The statutory instrument delivers a key part of the business rates support package, providing much-needed protection for businesses and delivering the fairness rate payers have been calling for. By limiting bill increases each year, we will protect 700,000 properties from uncertainty and give years for them to adapt to their new bills. Without that measure, hundreds of thousands of taxpayers would face significant and immediate bill increases in just a few months’ time. We are providing this protection in a new way that allows bills to fall immediately and in full on 1 April, benefiting 300,000 properties. With the statutory instrument, businesses will have the certainty they need and the fairness they expect from their Government.

A number of questions and themes came up, the first of which, about the reform of the whole system, was brought up by the noble Earl, Lord Lytton, and mentioned by my noble friend Lady McIntosh of Pickering and the noble Lords, Lord Shipley and Lord Thurlow. The Government remain committed to implementing the outcomes of the business rates review and will bring forward legislation as soon as parliamentary time allows—that is all I can say on timing.
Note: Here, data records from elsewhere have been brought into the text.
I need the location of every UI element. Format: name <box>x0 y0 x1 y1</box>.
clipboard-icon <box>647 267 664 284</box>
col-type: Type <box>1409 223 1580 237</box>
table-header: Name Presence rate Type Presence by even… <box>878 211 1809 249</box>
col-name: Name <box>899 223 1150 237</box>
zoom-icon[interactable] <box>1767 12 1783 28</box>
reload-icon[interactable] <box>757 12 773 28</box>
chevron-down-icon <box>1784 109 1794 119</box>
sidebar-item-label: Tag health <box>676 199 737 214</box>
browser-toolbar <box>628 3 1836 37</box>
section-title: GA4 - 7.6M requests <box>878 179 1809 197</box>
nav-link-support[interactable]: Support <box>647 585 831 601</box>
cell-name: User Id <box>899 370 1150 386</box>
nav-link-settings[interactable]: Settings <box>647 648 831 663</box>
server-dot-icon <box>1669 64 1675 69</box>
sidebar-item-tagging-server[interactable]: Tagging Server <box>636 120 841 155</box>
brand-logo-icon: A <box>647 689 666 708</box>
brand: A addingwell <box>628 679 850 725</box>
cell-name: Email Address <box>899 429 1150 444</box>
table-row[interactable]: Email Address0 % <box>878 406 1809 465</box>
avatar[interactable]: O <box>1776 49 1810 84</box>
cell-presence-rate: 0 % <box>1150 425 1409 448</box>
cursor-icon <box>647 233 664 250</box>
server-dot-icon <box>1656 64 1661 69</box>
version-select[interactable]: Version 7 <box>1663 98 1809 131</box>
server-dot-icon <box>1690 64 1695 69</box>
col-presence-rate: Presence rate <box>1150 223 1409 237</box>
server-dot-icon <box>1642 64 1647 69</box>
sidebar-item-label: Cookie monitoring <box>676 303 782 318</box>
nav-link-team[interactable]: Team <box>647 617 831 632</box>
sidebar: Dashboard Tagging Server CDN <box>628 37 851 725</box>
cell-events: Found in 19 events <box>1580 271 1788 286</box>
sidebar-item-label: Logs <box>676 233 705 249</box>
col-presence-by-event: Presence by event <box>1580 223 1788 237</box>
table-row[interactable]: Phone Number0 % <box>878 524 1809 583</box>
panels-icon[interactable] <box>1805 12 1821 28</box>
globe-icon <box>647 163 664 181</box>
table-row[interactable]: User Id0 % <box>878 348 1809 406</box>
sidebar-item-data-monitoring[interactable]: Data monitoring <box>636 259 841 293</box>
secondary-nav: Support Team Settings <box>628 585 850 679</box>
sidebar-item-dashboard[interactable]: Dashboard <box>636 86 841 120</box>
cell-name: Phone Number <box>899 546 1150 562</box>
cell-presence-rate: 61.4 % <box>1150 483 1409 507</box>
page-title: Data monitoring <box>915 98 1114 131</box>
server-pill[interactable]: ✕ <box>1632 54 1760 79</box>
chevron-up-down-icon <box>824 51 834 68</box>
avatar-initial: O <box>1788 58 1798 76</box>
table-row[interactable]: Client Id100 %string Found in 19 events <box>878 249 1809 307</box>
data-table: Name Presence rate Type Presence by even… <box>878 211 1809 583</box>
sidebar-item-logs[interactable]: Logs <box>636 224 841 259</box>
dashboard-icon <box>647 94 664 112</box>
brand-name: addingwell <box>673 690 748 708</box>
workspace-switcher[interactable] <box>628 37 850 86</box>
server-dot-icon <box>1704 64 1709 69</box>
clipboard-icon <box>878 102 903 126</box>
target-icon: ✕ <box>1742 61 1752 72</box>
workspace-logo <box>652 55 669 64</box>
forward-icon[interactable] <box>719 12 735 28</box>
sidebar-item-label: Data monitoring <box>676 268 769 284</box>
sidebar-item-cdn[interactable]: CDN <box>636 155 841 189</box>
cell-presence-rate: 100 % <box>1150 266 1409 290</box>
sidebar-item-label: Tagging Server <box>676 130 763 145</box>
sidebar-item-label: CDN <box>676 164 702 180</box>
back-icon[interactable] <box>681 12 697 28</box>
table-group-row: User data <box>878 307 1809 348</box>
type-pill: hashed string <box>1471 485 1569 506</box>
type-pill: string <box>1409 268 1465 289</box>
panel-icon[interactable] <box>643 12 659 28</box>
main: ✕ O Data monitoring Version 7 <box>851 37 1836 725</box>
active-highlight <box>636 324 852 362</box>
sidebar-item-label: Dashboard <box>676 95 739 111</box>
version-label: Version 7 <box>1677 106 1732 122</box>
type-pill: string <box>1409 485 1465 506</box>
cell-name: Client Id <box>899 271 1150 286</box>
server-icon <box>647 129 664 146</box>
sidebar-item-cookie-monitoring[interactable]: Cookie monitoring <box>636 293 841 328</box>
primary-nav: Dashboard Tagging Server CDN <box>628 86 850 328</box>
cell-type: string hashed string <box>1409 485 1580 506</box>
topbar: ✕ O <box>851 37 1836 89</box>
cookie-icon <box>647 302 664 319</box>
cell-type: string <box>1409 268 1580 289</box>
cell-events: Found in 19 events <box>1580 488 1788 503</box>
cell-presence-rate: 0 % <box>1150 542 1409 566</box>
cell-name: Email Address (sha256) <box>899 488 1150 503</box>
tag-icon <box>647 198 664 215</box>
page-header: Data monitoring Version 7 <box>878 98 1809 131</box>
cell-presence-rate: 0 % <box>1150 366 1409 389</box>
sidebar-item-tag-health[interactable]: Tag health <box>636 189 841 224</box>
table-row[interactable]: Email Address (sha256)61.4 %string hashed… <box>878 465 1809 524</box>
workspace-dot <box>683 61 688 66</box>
The Government consider a tax on the use and value of non-domestic property an important part of a balanced business tax system, alongside taxes on profits and consumption, and it is a common feature of tax systems internationally. Business rates raise over £20 billion a year in England to fund vital local services, and there is no alternative with widespread support that would raise sufficient revenue to replace them. Trying to raise that money elsewhere in the tax system would create significant trade-offs against the current fiscal background. More generally, there is no merit in radically overhauling or abolishing a tax with such benefits, as has been suggested by what is, I have to say, a minority of stakeholders.